A year ago, the Twins’ brass should have done more to improve the pitching of a team that won 101 games and finished eight games up in its division. Falvey acquired relievers Sergio Romo and Sam Dyson near the deadline but did not make the impact move the roster deserved. The Yankees’ three-game sweep of the Twins in the AL Division Series helped to confirm this.
That was a team that Falvey and general manager Thad Levine had been watching for four months. That same duo has been watching this team for one month and seven days in a bizarre season in which fans aren’t allowed into ballparks, teams are basically quarantined at their hotel on road trips and nobody knows if the coronavirus will enable the sport to get to the finish line of its expanded playoff tournament. Oh, and that tournament will start with best-of-three series and might be played in a bubble environment.
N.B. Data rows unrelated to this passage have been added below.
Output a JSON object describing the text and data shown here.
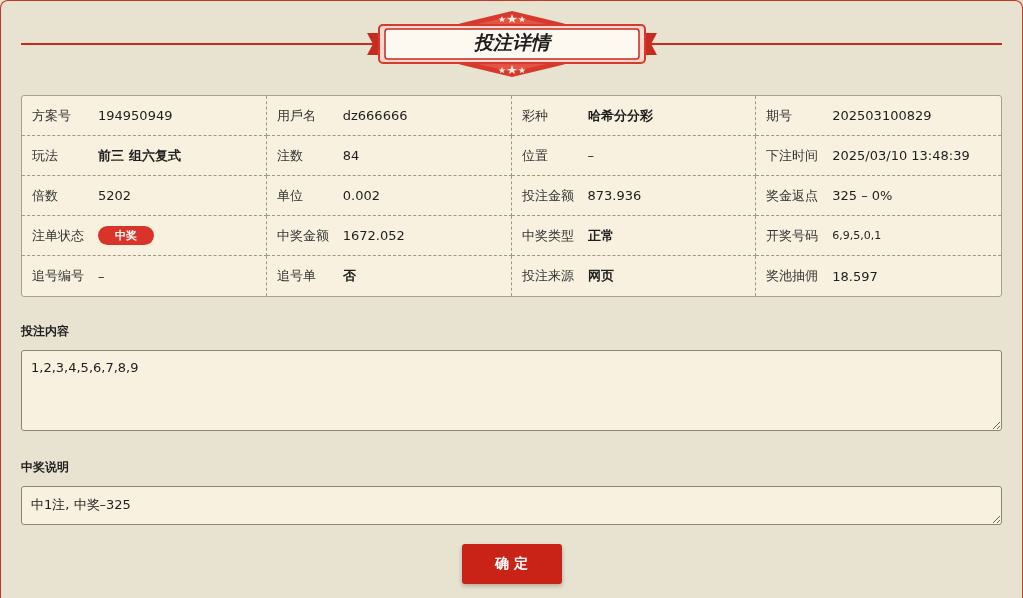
{
  "title": "投注详情",
  "details": [
    {
      "label": "方案号",
      "value": "194950949",
      "kind": "text",
      "bold": false
    },
    {
      "label": "用戶名",
      "value": "dz666666",
      "kind": "text",
      "bold": false
    },
    {
      "label": "彩种",
      "value": "哈希分分彩",
      "kind": "text",
      "bold": true
    },
    {
      "label": "期号",
      "value": "202503100829",
      "kind": "text",
      "bold": false
    },
    {
      "label": "玩法",
      "value": "前三 组六复式",
      "kind": "text",
      "bold": true
    },
    {
      "label": "注数",
      "value": "84",
      "kind": "text",
      "bold": false
    },
    {
      "label": "位置",
      "value": "–",
      "kind": "text",
      "bold": false
    },
    {
      "label": "下注时间",
      "value": "2025/03/10 13:48:39",
      "kind": "text",
      "bold": false
    },
    {
      "label": "倍数",
      "value": "5202",
      "kind": "text",
      "bold": false
    },
    {
      "label": "单位",
      "value": "0.002",
      "kind": "text",
      "bold": false
    },
    {
      "label": "投注金额",
      "value": "873.936",
      "kind": "text",
      "bold": false
    },
    {
      "label": "奖金返点",
      "value": "325 – 0%",
      "kind": "text",
      "bold": false
    },
    {
      "label": "注单状态",
      "value": "中奖",
      "kind": "badge",
      "bold": true
    },
    {
      "label": "中奖金额",
      "value": "1672.052",
      "kind": "text",
      "bold": false
    },
    {
      "label": "中奖类型",
      "value": "正常",
      "kind": "text",
      "bold": true
    },
    {
      "label": "开奖号码",
      "value": "6,9,5,0,1",
      "kind": "small",
      "bold": false
    },
    {
      "label": "追号编号",
      "value": "–",
      "kind": "text",
      "bold": false
    },
    {
      "label": "追号单",
      "value": "否",
      "kind": "text",
      "bold": true
    },
    {
      "label": "投注来源",
      "value": "网页",
      "kind": "text",
      "bold": true
    },
    {
      "label": "奖池抽佣",
      "value": "18.597",
      "kind": "text",
      "bold": false
    }
  ],
  "fields": [
    {
      "label": "投注内容",
      "value": "1,2,3,4,5,6,7,8,9",
      "kind": "multiline"
    },
    {
      "label": "中奖说明",
      "value": "中1注, 中奖–325",
      "kind": "single"
    }
  ],
  "button": "确 定"
}
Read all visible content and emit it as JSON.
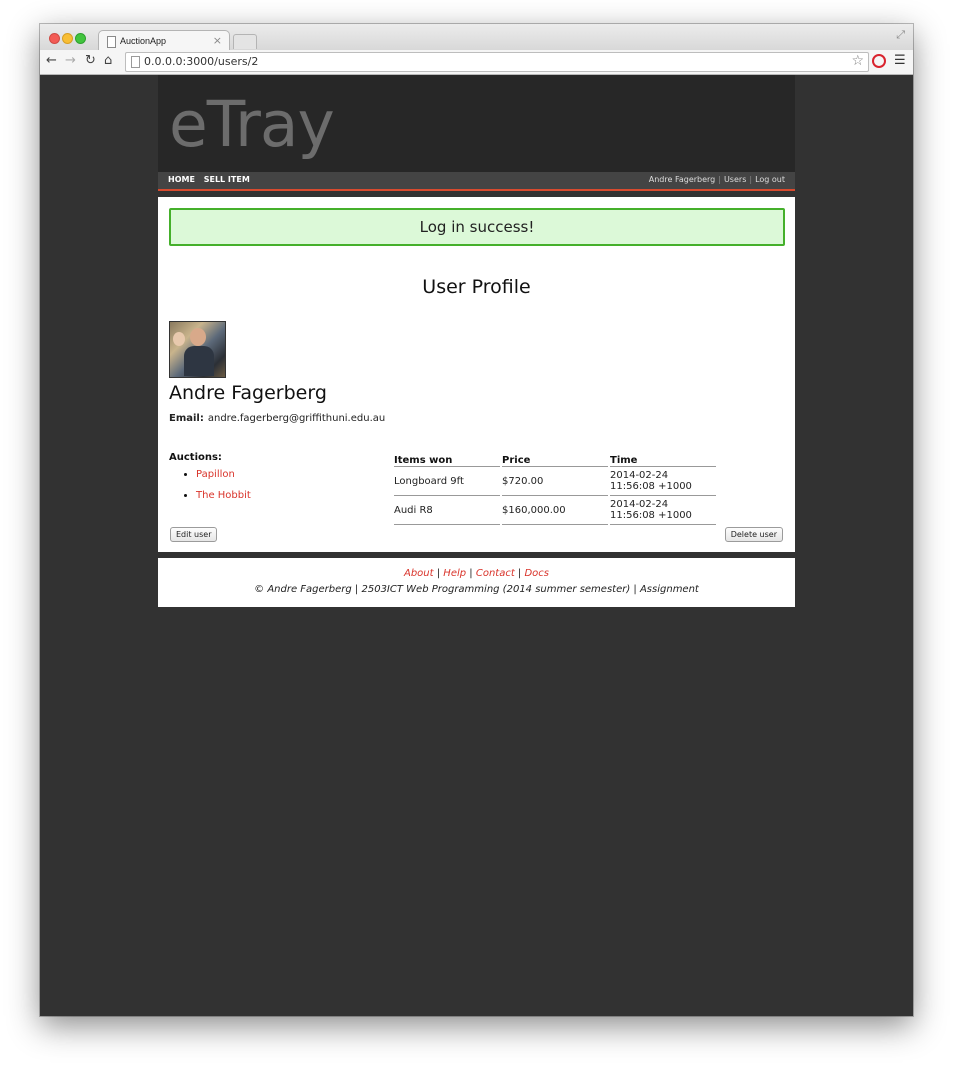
{
  "browser": {
    "tab_title": "AuctionApp",
    "url": "0.0.0.0:3000/users/2"
  },
  "site": {
    "logo": "eTray",
    "nav_left": [
      "HOME",
      "SELL ITEM"
    ],
    "nav_right": [
      "Andre Fagerberg",
      "Users",
      "Log out"
    ]
  },
  "flash": "Log in success!",
  "profile": {
    "title": "User Profile",
    "name": "Andre Fagerberg",
    "email_label": "Email:",
    "email": "andre.fagerberg@griffithuni.edu.au",
    "auctions_label": "Auctions:",
    "auctions": [
      "Papillon",
      "The Hobbit"
    ]
  },
  "won_table": {
    "headers": [
      "Items won",
      "Price",
      "Time"
    ],
    "rows": [
      [
        "Longboard 9ft",
        "$720.00",
        "2014-02-24 11:56:08 +1000"
      ],
      [
        "Audi R8",
        "$160,000.00",
        "2014-02-24 11:56:08 +1000"
      ]
    ]
  },
  "buttons": {
    "edit": "Edit user",
    "delete": "Delete user"
  },
  "footer": {
    "links": [
      "About",
      "Help",
      "Contact",
      "Docs"
    ],
    "copyright": "© Andre Fagerberg | 2503ICT Web Programming (2014 summer semester) | Assignment"
  },
  "colors": {
    "accent": "#d9342b",
    "flash_bg": "#dcf9d8",
    "flash_border": "#45b02b",
    "page_bg": "#323232"
  }
}
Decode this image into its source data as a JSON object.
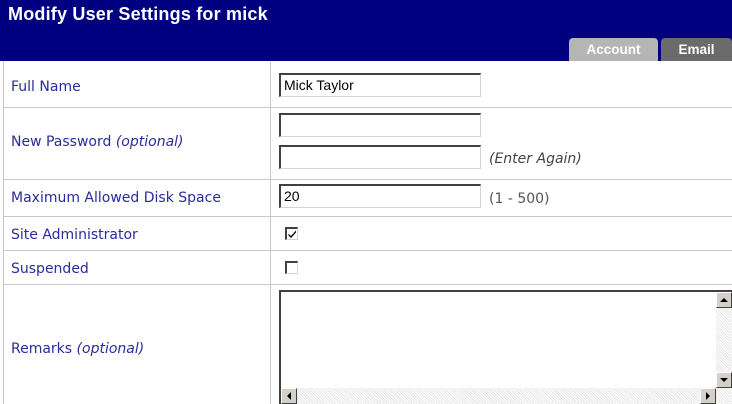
{
  "header": {
    "title": "Modify User Settings for mick",
    "tabs": [
      {
        "label": "Account",
        "active": true
      },
      {
        "label": "Email",
        "active": false
      }
    ]
  },
  "form": {
    "full_name": {
      "label": "Full Name",
      "value": "Mick Taylor"
    },
    "new_password": {
      "label": "New Password",
      "optional": "(optional)",
      "value": "",
      "confirm_value": "",
      "hint": "(Enter Again)"
    },
    "disk_space": {
      "label": "Maximum Allowed Disk Space",
      "value": "20",
      "hint": "(1 - 500)"
    },
    "site_admin": {
      "label": "Site Administrator",
      "checked": true
    },
    "suspended": {
      "label": "Suspended",
      "checked": false
    },
    "remarks": {
      "label": "Remarks",
      "optional": "(optional)",
      "value": ""
    }
  },
  "colors": {
    "header_bg": "#000080",
    "label_text": "#2b2b9b",
    "tab_active": "#b5b5b5",
    "tab_inactive": "#6b6b6b"
  }
}
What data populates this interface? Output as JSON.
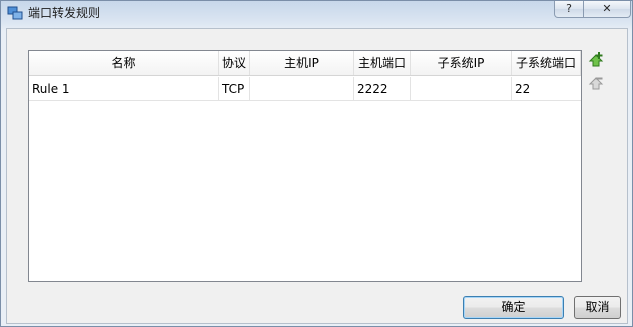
{
  "window": {
    "title": "端口转发规则",
    "help_glyph": "?",
    "close_glyph": "✕"
  },
  "table": {
    "columns": [
      "名称",
      "协议",
      "主机IP",
      "主机端口",
      "子系统IP",
      "子系统端口"
    ],
    "rows": [
      [
        "Rule 1",
        "TCP",
        "",
        "2222",
        "",
        "22"
      ]
    ]
  },
  "side_actions": {
    "add_icon": "add-rule-icon",
    "remove_icon": "remove-rule-icon"
  },
  "buttons": {
    "ok_label": "确定",
    "cancel_label": "取消"
  },
  "colors": {
    "accent": "#3c7fb1",
    "add_green": "#3a9a2a"
  }
}
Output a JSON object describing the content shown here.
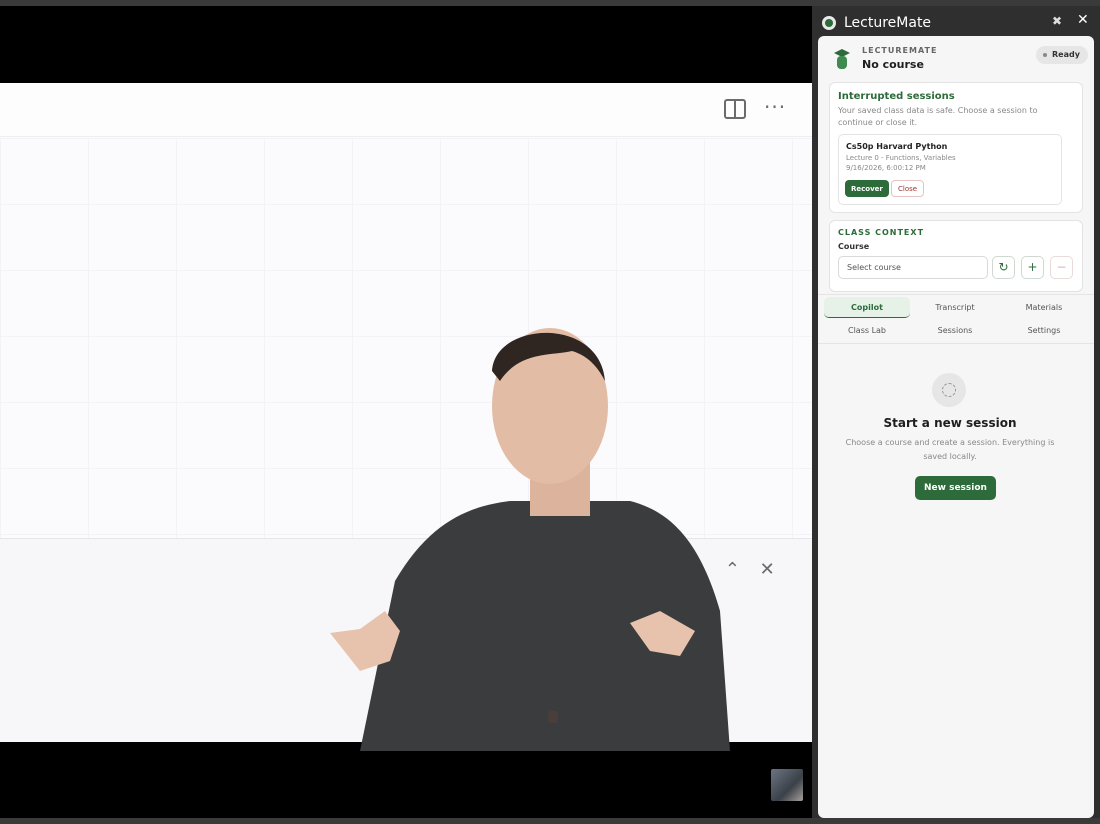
{
  "panel": {
    "title": "LectureMate",
    "brand": "LECTUREMATE",
    "course": "No course",
    "status": "Ready"
  },
  "interrupted": {
    "title": "Interrupted sessions",
    "subtitle": "Your saved class data is safe. Choose a session to continue or close it.",
    "session": {
      "name": "Cs50p Harvard Python",
      "lecture": "Lecture 0 - Functions, Variables",
      "time": "9/16/2026, 6:00:12 PM",
      "recover_label": "Recover",
      "close_label": "Close"
    }
  },
  "context": {
    "title": "CLASS CONTEXT",
    "course_label": "Course",
    "course_select": "Select course",
    "refresh_icon": "↻",
    "add_icon": "+",
    "remove_icon": "−"
  },
  "tabs": [
    "Copilot",
    "Transcript",
    "Materials",
    "Class Lab",
    "Sessions",
    "Settings"
  ],
  "empty_state": {
    "title": "Start a new session",
    "subtitle": "Choose a course and create a session. Everything is saved locally.",
    "button": "New session"
  },
  "video": {
    "more": "···",
    "find_down": "⌄",
    "find_up": "⌃",
    "find_close": "✕"
  },
  "icons": {
    "pin": "pin-icon",
    "close": "close-icon",
    "cap": "graduation-cap-icon"
  },
  "colors": {
    "accent": "#2d6b3b",
    "danger": "#9b3030"
  }
}
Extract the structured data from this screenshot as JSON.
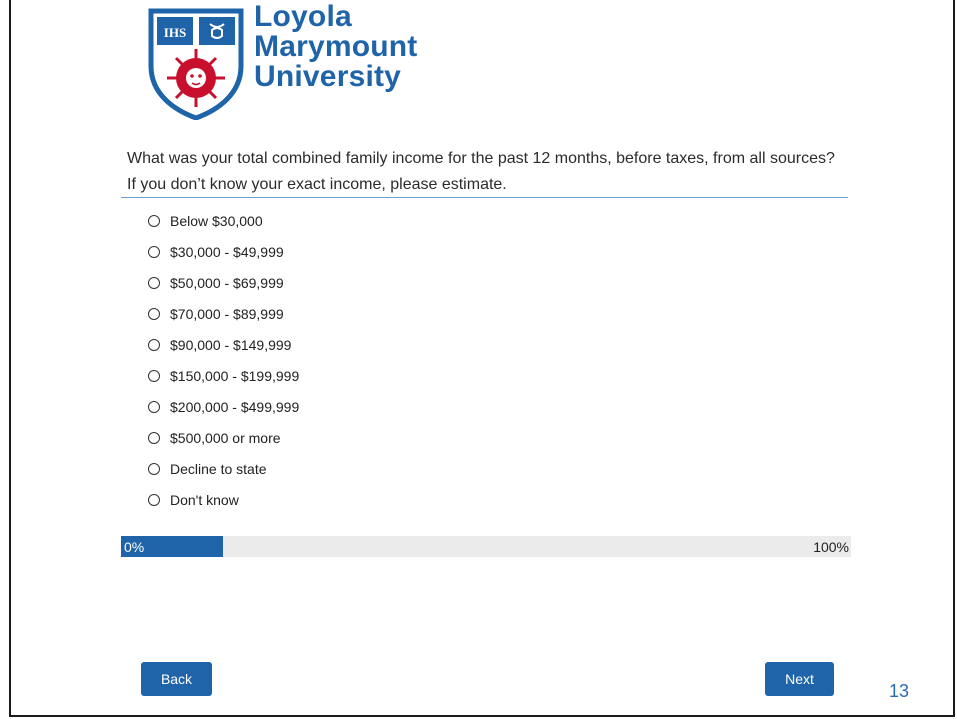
{
  "logo": {
    "line1": "Loyola",
    "line2": "Marymount",
    "line3": "University",
    "brand_color": "#1f64a8",
    "accent_color": "#c8102e",
    "shield_icon": "lmu-shield-icon"
  },
  "question": {
    "text": "What was your total combined family income for the past 12 months, before taxes, from all sources? If you don’t know your exact income, please estimate."
  },
  "options": [
    "Below $30,000",
    "$30,000 - $49,999",
    "$50,000 - $69,999",
    "$70,000 - $89,999",
    "$90,000 - $149,999",
    "$150,000 - $199,999",
    "$200,000 - $499,999",
    "$500,000 or more",
    "Decline to state",
    "Don't know"
  ],
  "selected_option": null,
  "progress": {
    "start_label": "0%",
    "end_label": "100%",
    "fraction": 0.14
  },
  "buttons": {
    "back_label": "Back",
    "next_label": "Next"
  },
  "slide_number": "13"
}
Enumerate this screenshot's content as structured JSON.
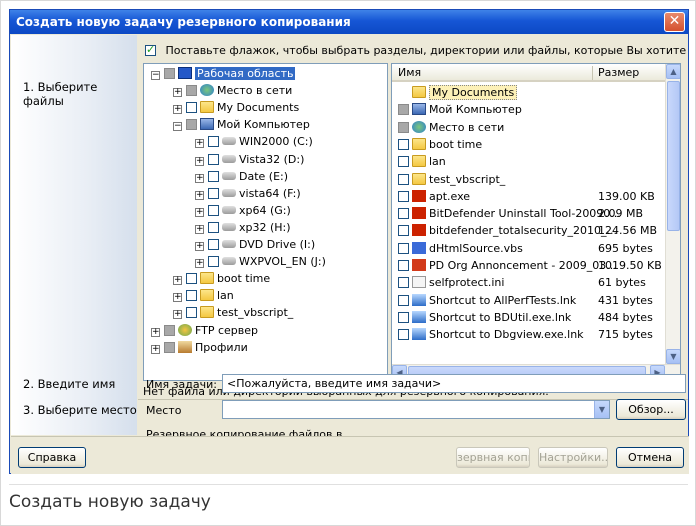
{
  "window": {
    "title": "Создать новую задачу резервного копирования",
    "close_label": "✕"
  },
  "steps": {
    "step1": "1. Выберите файлы",
    "step2": "2. Введите имя",
    "step3": "3. Выберите место"
  },
  "select_all_label": "Поставьте флажок, чтобы выбрать разделы, директории или файлы, которые Вы хотите",
  "tree": [
    {
      "label": "Рабочая область",
      "icon": "workspace-icon",
      "level": 0,
      "expander": "−",
      "state": "gray",
      "selected": true
    },
    {
      "label": "Место в сети",
      "icon": "network-icon",
      "level": 1,
      "expander": "+",
      "state": "gray"
    },
    {
      "label": "My Documents",
      "icon": "folder-icon",
      "level": 1,
      "expander": "+",
      "state": "empty"
    },
    {
      "label": "Мой Компьютер",
      "icon": "computer-icon",
      "level": 1,
      "expander": "−",
      "state": "gray"
    },
    {
      "label": "WIN2000 (C:)",
      "icon": "drive-icon",
      "level": 2,
      "expander": "+",
      "state": "empty"
    },
    {
      "label": "Vista32 (D:)",
      "icon": "drive-icon",
      "level": 2,
      "expander": "+",
      "state": "empty"
    },
    {
      "label": "Date (E:)",
      "icon": "drive-icon",
      "level": 2,
      "expander": "+",
      "state": "empty"
    },
    {
      "label": "vista64 (F:)",
      "icon": "drive-icon",
      "level": 2,
      "expander": "+",
      "state": "empty"
    },
    {
      "label": "xp64 (G:)",
      "icon": "drive-icon",
      "level": 2,
      "expander": "+",
      "state": "empty"
    },
    {
      "label": "xp32 (H:)",
      "icon": "drive-icon",
      "level": 2,
      "expander": "+",
      "state": "empty"
    },
    {
      "label": "DVD Drive (I:)",
      "icon": "dvd-icon",
      "level": 2,
      "expander": "+",
      "state": "empty"
    },
    {
      "label": "WXPVOL_EN (J:)",
      "icon": "dvd-icon",
      "level": 2,
      "expander": "+",
      "state": "empty"
    },
    {
      "label": "boot time",
      "icon": "folder-icon",
      "level": 1,
      "expander": "+",
      "state": "empty"
    },
    {
      "label": "lan",
      "icon": "folder-icon",
      "level": 1,
      "expander": "+",
      "state": "empty"
    },
    {
      "label": "test_vbscript_",
      "icon": "folder-icon",
      "level": 1,
      "expander": "+",
      "state": "empty"
    },
    {
      "label": "FTP сервер",
      "icon": "ftp-icon",
      "level": 0,
      "expander": "+",
      "state": "gray"
    },
    {
      "label": "Профили",
      "icon": "profile-icon",
      "level": 0,
      "expander": "+",
      "state": "gray"
    }
  ],
  "filelist": {
    "col_name": "Имя",
    "col_size": "Размер",
    "rows": [
      {
        "name": "My Documents",
        "size": "",
        "icon": "folder-icon",
        "state": "none"
      },
      {
        "name": "Мой Компьютер",
        "size": "",
        "icon": "computer-icon",
        "state": "gray"
      },
      {
        "name": "Место в сети",
        "size": "",
        "icon": "network-icon",
        "state": "gray"
      },
      {
        "name": "boot time",
        "size": "",
        "icon": "folder-icon",
        "state": "empty"
      },
      {
        "name": "lan",
        "size": "",
        "icon": "folder-icon",
        "state": "empty"
      },
      {
        "name": "test_vbscript_",
        "size": "",
        "icon": "folder-icon",
        "state": "empty"
      },
      {
        "name": "apt.exe",
        "size": "139.00 KB",
        "icon": "exe-icon",
        "state": "empty"
      },
      {
        "name": "BitDefender Uninstall Tool-20090...",
        "size": "2.09 MB",
        "icon": "exe-icon",
        "state": "empty"
      },
      {
        "name": "bitdefender_totalsecurity_2010_...",
        "size": "124.56 MB",
        "icon": "exe-icon",
        "state": "empty"
      },
      {
        "name": "dHtmlSource.vbs",
        "size": "695 bytes",
        "icon": "vbs-icon",
        "state": "empty"
      },
      {
        "name": "PD Org Annoncement - 2009_03...",
        "size": "1019.50 KB",
        "icon": "pdf-icon",
        "state": "empty"
      },
      {
        "name": "selfprotect.ini",
        "size": "61 bytes",
        "icon": "ini-icon",
        "state": "empty"
      },
      {
        "name": "Shortcut to AllPerfTests.lnk",
        "size": "431 bytes",
        "icon": "shortcut-icon",
        "state": "empty"
      },
      {
        "name": "Shortcut to BDUtil.exe.lnk",
        "size": "484 bytes",
        "icon": "shortcut-icon",
        "state": "empty"
      },
      {
        "name": "Shortcut to Dbgview.exe.lnk",
        "size": "715 bytes",
        "icon": "shortcut-icon",
        "state": "empty"
      }
    ]
  },
  "status_text": "Нет файла или директории выбранных для резервного копирования.",
  "task_name": {
    "label": "Имя задачи:",
    "value": "<Пожалуйста, введите имя задачи>"
  },
  "location": {
    "label": "Место",
    "value": "",
    "browse_label": "Обзор..."
  },
  "backup_info": "Резервное копирование файлов в .",
  "buttons": {
    "help": "Справка",
    "backup": "зервная копи",
    "settings": "Настройки...",
    "cancel": "Отмена"
  },
  "caption": "Создать новую задачу"
}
“I thought back to last year’s trade deadline,” Falvey said. “Obviously, they are very different deadlines. You’ve got a much better feel for your team over the course of an April, May, June, July run that we had last year, and we knew where there might be opportunities to add some leadership and veteran presence. We did that in the bullpen in a couple of spots. This year, you have one month’s worth of games and information to really try and assess where you’re at and 25 or so games remaining before the playoff run. It’s going to be a different equation for sure.”
This is why this wasn’t the season to move guys like Alex Kirilloff, Trevor Larnach, Royce Lewis or Jhoan Duran. Falvey is never going to admit that he didn’t make a move because less importance has been placed on this season, but the fact the Twins did nothing speaks volumes about the approach to 2020.
The unfortunate thing about this season being turned upside down by a pandemic is that it still leaves us wondering what will happen when (hopefully) life and trade deadlines return to normal. There is no question that Falvey loves his prospects. “We’ve got a lot of good prospects that we think are going to help us here in the short term,” he said. “Hopefully, soon. Potentially even this year, but certainly in the next couple of seasons that we think will be a big part of our team and we want to make sure that we’re building with that group, not necessarily depleting it.”
If this group of prospects can help the Twins in 2021 that would be ideal. But if their path to the big leagues is blocked, moving them would be the prudent thing. At some point, we have to find out if there is a willingness to turn future talent into immediate help.
This was the good news last winter when Falvey worked overtime to make sure he got starter Kenta Maeda in a trade that first went through the Red Sox and eventually ended up being a two-team deal with the Dodgers. Falvey dealt hard-throwing reliever Brusdar Graterol to Los Angeles, showing a willingness to part with a top prospect.
Maeda has proven to be the Twins’ top starter this season and Falvey’s gamble, if you can call it that, is looking like a good one. That trade should give Falvey confidence that it’s OK to part with a precious prospect. His decision not to do that on Monday, however, was the right one.